Merged #82496 to close that gap. The Codex harness now enables the trusted native hook relay for app-server runs, Codex app-server approval requests consult OpenClaw before_tool_call policy before continuing, and unsafe policy outcomes such as parameter rewrites fail closed instead of letting the native operation proceed.

We also validated this with live Crabbox E2E proof: current main reproduced the bypass with hook_log_count=0 and the target file created; after the fix the same Codex-native shell request was intercepted with hook_log_count=1 and the target file was not created.

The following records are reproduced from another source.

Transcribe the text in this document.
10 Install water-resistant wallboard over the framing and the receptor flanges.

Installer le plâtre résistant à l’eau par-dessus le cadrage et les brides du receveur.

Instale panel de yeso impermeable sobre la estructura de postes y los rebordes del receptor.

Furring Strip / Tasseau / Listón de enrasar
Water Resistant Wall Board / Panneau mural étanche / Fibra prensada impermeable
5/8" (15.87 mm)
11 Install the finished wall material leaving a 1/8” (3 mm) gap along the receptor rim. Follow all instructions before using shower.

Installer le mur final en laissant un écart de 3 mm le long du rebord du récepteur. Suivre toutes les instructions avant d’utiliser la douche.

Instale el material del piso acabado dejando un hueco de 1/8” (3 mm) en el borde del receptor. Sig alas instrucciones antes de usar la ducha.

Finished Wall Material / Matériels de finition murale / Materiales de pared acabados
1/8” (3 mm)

Closing this as fixed by #82496.

[Kaspre]

Thanks @joshavant . FYI, Codex says you got the main fix, but not all of the pieces from my #82377:

"#82496 overlaps the main-run fix and has been merged, but it does not touch side-question.ts, and current main still has runSideQuestion passing only pluginConfig, with no native hook relay config merged into thread/fork."

I can open another small PR for that, if you like, unless you prefer to manage your own.

[Kaspre]

@joshavant
Closed my #82377 and opened a new PR #82559 to cover the differential not included in #82496. Hope this helps.